By the fourth grade, I had learned that color was a bad thing, that being different was a bad thing. During recess, I ran, letting the brown dirt stain my feet and the yellow sun burn my skin, but the pale pig-tailed girls whispered during their double-dutch games that I was the weirdest girl they’d ever seen--a dressless, pinkless, sparkleless, jump-ropeless freak. Meanwhile, the boys unwillingly admitted that I was a good runner--for a girl.
Later, they told me there were things called races, as if it was a sort of competition to see who could win. They told me that no matter how fast I ran, I would always lose: my mother’s Asian, which makes me Asian, which makes me colored yellow, and colors are ugly, so I lose. Their words made my heart sink to my toes and my blood curdle, and nothing I could say could change their cruel thoughts. I felt wronged, so very, very wronged. Seen, but not truly seen. Heard, but never listened to. Seen and not heard: I became the ideal girl, forced into a cell of normalcy, utterly ignored no matter how hard I screamed for change.
Please, this imprisonment can no longer continue. I am not the only one.

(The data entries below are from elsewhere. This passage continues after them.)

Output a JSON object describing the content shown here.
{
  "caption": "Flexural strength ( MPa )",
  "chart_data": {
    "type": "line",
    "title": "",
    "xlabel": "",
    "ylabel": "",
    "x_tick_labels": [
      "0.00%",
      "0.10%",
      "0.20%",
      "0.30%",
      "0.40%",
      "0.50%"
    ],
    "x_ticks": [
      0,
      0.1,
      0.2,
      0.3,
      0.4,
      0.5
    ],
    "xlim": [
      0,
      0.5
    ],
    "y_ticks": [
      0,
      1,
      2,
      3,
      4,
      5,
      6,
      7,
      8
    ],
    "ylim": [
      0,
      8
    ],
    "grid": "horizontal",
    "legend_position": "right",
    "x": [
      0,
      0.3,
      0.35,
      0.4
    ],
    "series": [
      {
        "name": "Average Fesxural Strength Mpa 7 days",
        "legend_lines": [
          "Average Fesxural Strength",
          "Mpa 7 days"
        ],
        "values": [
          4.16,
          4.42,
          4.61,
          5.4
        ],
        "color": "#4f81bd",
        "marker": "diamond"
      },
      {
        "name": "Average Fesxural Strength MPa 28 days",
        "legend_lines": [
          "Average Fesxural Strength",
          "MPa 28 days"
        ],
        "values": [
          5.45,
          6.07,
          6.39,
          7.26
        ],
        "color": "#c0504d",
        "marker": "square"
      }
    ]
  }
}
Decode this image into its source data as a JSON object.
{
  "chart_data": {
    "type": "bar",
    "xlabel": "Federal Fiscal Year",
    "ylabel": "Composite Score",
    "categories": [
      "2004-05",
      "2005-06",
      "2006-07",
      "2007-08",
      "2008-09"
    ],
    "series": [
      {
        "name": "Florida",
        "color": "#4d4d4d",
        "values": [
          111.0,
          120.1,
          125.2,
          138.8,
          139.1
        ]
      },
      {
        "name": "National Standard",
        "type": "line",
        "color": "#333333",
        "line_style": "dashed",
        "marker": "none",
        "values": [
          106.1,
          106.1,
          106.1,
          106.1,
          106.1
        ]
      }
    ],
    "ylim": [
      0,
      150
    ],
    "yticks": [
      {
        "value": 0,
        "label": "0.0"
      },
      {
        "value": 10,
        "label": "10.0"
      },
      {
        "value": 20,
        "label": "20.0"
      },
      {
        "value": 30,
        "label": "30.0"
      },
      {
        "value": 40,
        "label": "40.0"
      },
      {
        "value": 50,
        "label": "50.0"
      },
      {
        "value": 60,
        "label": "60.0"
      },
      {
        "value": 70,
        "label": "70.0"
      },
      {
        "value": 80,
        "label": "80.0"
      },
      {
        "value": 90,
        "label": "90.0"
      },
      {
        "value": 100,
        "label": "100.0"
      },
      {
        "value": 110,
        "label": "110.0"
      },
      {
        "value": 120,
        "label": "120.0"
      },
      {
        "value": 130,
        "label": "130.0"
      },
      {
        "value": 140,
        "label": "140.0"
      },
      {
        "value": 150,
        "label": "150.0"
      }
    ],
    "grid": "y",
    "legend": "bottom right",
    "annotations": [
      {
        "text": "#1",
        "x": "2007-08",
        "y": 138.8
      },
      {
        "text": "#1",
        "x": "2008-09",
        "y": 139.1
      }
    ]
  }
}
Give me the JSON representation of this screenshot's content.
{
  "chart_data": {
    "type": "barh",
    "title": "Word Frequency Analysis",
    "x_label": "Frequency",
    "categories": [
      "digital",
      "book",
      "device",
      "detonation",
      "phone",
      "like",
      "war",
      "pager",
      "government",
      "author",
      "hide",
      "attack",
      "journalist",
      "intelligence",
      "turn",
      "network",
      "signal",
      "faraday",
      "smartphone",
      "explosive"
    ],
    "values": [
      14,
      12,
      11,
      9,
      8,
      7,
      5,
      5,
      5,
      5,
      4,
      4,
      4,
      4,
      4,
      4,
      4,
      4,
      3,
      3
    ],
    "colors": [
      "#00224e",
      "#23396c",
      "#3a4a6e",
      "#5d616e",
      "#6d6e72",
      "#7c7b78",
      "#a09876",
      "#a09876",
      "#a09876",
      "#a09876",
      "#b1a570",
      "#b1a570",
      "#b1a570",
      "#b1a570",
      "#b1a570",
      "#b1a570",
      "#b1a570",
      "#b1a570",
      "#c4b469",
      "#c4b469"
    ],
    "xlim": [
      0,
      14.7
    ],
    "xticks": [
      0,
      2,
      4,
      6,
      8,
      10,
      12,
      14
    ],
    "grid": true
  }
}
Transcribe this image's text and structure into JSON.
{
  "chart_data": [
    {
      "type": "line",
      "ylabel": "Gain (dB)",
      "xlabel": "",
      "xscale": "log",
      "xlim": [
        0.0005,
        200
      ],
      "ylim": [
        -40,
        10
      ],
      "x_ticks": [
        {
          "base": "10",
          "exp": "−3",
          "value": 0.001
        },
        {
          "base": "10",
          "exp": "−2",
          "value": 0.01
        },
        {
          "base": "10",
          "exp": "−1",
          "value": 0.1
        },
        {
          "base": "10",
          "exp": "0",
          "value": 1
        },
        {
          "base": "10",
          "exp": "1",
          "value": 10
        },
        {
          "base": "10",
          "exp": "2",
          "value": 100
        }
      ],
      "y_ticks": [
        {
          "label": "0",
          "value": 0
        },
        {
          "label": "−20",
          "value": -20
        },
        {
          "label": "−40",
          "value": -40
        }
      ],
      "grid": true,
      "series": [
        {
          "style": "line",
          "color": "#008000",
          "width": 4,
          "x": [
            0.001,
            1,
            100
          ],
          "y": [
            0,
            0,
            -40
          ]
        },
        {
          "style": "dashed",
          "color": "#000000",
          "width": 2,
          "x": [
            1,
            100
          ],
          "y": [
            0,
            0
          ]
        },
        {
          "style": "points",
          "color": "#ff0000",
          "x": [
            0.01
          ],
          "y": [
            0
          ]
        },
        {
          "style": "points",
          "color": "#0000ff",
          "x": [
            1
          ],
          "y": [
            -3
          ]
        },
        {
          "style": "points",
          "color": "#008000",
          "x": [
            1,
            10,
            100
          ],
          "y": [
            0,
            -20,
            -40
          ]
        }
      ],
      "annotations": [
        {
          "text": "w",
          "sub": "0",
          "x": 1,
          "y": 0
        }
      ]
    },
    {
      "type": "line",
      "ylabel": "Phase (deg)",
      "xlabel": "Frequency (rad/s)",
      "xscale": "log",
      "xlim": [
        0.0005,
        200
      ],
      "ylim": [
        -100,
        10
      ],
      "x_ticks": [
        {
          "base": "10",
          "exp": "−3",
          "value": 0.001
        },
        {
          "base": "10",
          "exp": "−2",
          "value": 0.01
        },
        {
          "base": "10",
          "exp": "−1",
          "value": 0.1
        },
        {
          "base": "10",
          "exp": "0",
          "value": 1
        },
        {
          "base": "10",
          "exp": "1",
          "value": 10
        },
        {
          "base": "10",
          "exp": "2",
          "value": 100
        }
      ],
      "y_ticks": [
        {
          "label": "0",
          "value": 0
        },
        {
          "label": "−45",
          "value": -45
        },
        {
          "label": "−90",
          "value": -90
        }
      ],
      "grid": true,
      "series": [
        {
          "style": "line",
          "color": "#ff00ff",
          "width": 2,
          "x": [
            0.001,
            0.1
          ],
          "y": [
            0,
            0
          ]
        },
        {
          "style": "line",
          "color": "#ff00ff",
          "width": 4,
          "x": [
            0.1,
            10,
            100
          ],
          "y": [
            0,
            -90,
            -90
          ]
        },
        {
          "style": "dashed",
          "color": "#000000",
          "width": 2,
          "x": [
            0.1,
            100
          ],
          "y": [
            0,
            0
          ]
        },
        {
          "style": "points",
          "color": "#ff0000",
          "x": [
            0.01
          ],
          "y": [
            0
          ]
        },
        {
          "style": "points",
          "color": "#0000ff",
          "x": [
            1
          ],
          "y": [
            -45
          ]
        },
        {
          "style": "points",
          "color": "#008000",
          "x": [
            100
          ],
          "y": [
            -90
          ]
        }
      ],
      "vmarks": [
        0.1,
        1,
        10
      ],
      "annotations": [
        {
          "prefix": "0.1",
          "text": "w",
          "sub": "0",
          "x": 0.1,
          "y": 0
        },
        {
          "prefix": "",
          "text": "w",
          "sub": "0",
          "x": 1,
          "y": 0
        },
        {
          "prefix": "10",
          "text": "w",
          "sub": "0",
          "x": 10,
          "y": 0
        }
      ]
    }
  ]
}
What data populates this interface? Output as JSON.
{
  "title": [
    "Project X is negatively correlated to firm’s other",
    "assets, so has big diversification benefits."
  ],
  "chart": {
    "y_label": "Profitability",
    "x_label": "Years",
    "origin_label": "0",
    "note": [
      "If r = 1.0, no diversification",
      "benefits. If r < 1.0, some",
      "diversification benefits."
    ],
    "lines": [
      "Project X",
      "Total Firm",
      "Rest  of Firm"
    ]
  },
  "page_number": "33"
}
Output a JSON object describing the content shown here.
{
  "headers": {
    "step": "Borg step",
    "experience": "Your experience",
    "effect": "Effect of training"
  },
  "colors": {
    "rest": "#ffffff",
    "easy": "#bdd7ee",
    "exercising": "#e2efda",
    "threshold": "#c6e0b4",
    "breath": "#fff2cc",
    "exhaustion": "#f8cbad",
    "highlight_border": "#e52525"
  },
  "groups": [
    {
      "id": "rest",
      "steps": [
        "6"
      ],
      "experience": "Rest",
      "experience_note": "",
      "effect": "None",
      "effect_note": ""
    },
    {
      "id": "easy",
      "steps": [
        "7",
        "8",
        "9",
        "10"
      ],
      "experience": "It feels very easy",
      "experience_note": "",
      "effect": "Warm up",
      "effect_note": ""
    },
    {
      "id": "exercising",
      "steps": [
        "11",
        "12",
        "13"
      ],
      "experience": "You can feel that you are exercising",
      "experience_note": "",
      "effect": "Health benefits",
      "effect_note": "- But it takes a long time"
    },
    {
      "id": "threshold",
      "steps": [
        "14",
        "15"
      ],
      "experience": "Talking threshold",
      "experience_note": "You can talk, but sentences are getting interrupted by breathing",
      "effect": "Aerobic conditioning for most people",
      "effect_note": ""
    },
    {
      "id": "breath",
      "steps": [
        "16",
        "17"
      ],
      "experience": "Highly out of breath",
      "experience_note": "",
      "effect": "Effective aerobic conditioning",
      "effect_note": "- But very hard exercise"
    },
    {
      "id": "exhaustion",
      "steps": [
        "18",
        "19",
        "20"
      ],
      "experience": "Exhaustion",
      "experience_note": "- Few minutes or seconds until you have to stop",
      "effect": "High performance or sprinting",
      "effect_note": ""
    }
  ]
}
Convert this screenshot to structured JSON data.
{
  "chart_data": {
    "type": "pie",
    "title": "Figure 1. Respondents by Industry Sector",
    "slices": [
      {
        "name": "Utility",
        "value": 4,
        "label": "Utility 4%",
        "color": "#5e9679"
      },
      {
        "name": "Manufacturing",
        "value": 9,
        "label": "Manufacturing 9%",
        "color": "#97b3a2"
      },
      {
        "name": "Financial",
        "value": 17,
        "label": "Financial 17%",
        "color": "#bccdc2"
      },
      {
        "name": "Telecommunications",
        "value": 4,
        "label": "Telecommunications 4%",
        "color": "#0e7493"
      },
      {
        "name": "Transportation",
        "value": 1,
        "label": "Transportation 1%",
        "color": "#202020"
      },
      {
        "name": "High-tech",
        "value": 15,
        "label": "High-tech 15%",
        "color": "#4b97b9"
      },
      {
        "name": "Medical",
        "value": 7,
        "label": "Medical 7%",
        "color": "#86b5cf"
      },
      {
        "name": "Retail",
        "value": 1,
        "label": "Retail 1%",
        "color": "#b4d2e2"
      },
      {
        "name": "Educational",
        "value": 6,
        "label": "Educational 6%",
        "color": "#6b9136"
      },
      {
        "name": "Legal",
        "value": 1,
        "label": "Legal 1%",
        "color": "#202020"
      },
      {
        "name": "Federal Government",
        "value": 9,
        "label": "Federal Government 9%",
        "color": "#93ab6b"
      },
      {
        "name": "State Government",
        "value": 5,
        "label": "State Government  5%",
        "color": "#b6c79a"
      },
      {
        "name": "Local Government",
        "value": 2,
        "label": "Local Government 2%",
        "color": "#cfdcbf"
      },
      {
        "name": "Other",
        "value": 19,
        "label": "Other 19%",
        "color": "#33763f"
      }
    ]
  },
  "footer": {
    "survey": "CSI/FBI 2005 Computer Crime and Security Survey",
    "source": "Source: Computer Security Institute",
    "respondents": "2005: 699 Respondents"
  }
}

Through my almond “Asian” eyes, which are still mocked for their purportedly limited vision, I have seen so much: I have seen people with beautiful skin--skin that looked like chocolate earth and lullabies--gawked at by others, even joked about to the point that they did it to themselves. I have seen people who committed no crime but to love another get humiliated for being gay. I have seen people who did nothing but acknowledge who they really were inside become circus animals in the eyes of their peers, who ogled them as if transgender meant being infected with some grotesque yet fascinating disease. But the judgers, mockers, and humiliators did not realize they were the ones plagued by sickness, and they did not realize that the virus devouring them was not color, love, or revelation, but ignorance.
We must end this now.
Schools, which are the so-called havens of enlightenment, are often rife with ignorance and hatred, which spreads like an unseen cancer among us, consuming us, blinding us. We must acknowledge the wars being fought by the students who only attempt to know themselves, love themselves, and free themselves from the suffocating labels forever strapped around their necks. We must challenge students to think, to speak, to make this invisible illness a visible one, for only then can it be vanquished.
Because I am a child still, and children always ask for things that can never be, I ask for this: I was born in a white, silent winter in which I am still shivering; please, when the time comes, do not let me die in one.